Journal of Biopharmaceutical Statistics ( IF 1.2 ) Pub Date : 2020-12-21 , DOI: 10.1080/10543406.2020.1858310 Abd El-Raheem M Abd El-Raheem 1 , Ehab F Abd-Elfattah 1
ABSTRACT
The weighted log-rank class is the common and widely used class of two-sample tests for clustered data. Clustered data with censored failure times often arise in tumorigenicity investigations and clinical trials. The randomized block design is a significant design that reduces both unintentional bias and selection bias. Accordingly, the p-values of the null permutation distribution of weighted log-rank class for clustered data are approximated using the double saddlepoint approximation technique.

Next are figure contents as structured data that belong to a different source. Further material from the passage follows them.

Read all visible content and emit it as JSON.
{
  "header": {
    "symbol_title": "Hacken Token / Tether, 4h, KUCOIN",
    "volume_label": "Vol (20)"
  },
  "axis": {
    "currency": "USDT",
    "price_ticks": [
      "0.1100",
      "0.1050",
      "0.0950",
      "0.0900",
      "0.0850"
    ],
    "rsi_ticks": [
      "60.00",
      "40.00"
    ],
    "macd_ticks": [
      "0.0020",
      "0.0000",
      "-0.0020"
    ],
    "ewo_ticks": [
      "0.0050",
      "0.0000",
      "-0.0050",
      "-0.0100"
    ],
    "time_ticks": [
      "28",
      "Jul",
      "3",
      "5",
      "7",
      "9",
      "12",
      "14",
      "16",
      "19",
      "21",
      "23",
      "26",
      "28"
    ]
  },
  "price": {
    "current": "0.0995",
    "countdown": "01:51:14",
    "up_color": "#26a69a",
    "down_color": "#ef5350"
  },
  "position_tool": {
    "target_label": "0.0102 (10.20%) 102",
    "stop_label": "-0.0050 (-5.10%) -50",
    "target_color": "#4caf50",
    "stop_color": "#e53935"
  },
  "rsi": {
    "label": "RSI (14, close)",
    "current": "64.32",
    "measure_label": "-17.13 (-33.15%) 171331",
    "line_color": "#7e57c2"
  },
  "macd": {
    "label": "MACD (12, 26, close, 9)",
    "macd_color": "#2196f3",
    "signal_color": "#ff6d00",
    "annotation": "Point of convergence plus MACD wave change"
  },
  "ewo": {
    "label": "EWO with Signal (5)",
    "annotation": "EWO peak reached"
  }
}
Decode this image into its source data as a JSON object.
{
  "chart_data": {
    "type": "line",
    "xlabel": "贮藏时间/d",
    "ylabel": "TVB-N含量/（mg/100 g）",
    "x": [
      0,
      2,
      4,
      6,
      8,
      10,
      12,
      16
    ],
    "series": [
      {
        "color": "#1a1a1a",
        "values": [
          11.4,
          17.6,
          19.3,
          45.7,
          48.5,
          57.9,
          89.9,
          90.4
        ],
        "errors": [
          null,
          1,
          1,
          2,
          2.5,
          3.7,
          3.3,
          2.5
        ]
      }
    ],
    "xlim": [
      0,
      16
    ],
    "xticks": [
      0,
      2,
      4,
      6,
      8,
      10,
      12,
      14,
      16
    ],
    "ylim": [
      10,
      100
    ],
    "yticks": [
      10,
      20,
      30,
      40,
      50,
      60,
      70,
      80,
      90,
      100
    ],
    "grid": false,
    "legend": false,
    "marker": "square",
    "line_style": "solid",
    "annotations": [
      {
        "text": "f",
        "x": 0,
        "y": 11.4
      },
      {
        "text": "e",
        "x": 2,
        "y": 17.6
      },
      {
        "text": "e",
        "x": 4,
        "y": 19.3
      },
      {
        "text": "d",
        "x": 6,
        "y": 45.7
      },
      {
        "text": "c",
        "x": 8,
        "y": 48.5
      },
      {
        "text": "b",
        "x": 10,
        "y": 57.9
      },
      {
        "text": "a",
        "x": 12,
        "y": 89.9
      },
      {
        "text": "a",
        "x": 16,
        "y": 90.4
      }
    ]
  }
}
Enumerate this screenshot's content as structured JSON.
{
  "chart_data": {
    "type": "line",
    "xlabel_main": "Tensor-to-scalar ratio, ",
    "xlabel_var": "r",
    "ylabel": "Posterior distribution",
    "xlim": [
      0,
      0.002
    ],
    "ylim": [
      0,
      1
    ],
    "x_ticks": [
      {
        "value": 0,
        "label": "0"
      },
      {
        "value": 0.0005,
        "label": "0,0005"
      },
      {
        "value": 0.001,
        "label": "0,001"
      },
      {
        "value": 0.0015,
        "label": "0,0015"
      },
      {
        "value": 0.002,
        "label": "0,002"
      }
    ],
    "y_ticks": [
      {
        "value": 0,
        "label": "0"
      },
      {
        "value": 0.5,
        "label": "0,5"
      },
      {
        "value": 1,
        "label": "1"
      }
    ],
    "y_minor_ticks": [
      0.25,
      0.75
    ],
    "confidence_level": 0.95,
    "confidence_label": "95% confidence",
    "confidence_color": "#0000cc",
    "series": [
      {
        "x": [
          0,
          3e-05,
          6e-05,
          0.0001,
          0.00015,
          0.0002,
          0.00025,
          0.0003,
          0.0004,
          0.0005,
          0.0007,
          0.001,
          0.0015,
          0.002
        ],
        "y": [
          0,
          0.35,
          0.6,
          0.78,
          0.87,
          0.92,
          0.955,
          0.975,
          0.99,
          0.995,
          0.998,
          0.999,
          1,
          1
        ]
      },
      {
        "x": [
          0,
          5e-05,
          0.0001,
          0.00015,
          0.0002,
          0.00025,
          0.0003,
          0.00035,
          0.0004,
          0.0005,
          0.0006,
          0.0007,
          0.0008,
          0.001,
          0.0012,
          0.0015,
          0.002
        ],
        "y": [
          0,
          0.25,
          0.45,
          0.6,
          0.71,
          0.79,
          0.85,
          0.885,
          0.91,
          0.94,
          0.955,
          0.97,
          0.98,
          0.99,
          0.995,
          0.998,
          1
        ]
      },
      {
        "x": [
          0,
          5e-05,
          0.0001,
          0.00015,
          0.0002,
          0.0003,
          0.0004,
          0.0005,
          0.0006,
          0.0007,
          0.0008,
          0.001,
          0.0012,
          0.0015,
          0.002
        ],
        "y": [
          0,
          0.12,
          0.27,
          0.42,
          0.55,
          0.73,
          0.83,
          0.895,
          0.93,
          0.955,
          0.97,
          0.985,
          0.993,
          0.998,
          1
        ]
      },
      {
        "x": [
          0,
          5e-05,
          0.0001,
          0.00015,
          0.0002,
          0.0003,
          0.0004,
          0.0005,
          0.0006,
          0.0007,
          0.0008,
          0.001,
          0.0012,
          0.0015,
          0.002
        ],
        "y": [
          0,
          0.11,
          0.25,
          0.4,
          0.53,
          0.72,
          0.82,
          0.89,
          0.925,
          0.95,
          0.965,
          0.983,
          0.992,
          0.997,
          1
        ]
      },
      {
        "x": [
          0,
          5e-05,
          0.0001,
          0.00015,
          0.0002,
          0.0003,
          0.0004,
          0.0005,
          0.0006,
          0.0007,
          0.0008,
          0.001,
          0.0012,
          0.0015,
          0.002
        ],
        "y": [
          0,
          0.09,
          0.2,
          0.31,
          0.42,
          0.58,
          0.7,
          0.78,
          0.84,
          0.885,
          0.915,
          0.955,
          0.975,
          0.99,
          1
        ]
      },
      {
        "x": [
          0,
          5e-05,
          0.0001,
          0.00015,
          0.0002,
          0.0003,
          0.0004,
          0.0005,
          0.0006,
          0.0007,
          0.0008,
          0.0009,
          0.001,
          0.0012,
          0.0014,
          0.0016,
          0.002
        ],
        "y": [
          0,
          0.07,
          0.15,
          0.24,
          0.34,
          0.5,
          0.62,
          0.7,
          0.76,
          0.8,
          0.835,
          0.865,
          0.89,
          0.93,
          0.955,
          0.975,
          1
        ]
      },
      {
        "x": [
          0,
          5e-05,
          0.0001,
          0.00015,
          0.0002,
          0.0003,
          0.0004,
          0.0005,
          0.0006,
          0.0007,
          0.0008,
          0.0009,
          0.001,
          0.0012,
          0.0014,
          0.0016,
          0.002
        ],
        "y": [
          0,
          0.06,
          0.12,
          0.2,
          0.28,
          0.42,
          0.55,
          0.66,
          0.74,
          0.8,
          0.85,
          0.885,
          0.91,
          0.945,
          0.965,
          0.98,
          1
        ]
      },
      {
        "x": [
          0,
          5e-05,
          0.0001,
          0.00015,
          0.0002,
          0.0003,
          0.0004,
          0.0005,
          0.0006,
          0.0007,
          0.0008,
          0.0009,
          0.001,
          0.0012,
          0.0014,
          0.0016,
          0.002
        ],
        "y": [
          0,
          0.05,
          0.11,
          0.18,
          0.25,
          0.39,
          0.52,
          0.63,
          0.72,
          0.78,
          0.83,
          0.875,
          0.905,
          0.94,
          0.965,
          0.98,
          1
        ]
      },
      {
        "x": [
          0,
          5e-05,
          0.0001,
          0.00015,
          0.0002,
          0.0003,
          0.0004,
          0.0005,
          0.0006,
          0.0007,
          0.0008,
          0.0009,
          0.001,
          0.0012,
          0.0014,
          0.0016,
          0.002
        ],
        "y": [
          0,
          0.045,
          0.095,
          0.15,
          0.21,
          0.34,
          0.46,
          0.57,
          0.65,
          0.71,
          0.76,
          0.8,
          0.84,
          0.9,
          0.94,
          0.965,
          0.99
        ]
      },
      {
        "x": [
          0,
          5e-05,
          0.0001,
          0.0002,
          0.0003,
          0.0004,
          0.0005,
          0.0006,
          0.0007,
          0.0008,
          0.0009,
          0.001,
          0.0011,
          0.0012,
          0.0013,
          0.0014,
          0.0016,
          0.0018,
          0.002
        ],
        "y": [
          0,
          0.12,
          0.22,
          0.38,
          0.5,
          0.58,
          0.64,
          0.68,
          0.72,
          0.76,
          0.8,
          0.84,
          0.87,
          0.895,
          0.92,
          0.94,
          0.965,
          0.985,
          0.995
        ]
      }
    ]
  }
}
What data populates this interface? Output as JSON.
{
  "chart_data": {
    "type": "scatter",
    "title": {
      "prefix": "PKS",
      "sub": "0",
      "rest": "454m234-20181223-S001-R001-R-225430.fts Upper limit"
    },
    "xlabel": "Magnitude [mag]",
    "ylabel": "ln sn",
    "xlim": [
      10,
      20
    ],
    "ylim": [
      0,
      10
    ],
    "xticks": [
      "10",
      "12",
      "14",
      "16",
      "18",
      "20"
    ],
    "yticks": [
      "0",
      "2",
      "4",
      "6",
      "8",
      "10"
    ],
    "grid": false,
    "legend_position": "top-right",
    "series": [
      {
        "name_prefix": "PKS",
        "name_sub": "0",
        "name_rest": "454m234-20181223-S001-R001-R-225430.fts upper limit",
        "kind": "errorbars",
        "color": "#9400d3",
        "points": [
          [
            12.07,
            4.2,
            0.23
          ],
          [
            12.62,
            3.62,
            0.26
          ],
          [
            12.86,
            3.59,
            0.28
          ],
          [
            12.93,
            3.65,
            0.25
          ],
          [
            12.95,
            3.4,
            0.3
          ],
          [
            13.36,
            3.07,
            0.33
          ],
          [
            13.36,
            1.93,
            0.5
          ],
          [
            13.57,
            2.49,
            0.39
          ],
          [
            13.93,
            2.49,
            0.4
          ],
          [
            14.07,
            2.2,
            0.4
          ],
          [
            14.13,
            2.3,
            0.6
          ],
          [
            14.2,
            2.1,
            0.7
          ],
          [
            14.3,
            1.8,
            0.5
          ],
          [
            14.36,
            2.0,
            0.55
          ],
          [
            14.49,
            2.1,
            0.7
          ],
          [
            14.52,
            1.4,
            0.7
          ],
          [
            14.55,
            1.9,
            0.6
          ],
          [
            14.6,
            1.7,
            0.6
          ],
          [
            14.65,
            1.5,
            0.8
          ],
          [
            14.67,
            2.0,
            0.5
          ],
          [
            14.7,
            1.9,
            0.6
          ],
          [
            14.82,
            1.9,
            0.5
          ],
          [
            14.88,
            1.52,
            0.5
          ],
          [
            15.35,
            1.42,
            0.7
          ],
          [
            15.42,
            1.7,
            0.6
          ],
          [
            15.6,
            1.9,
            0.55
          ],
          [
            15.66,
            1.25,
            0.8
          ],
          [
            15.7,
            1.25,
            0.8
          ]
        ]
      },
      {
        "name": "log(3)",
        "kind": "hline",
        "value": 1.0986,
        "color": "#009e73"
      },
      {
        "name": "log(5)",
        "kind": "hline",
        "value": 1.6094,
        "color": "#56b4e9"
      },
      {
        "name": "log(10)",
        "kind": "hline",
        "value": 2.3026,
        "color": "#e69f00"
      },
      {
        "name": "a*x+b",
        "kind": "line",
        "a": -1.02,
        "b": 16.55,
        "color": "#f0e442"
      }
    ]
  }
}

Comprehensive simulation studies are carried out to appraise the accuracy of the saddlepoint approximation. This approximation exhibits a significant improvement in precision over the asymptotic approximation. This precision motivates us to determine the approximated confidence intervals for the treatment impact.
中文翻译:
广义随机块设计下删失聚类数据的对数秩检验:鞍点近似
摘要
加权对数秩类是常见且广泛使用的聚类数据双样本检验类。在致瘤性研究和临床试验中经常出现具有删失失败时间的聚类数据。随机区组设计是一种重要的设计,可以减少无意偏差和选择偏差。因此,使用双鞍点近似技术来近似聚类数据的加权对数秩类的空置换分布的p值。进行了全面的模拟研究以评估鞍点近似的准确性。这种近似比渐近近似在精度上有显着提高。这种精度促使我们确定治疗影响的近似置信区间。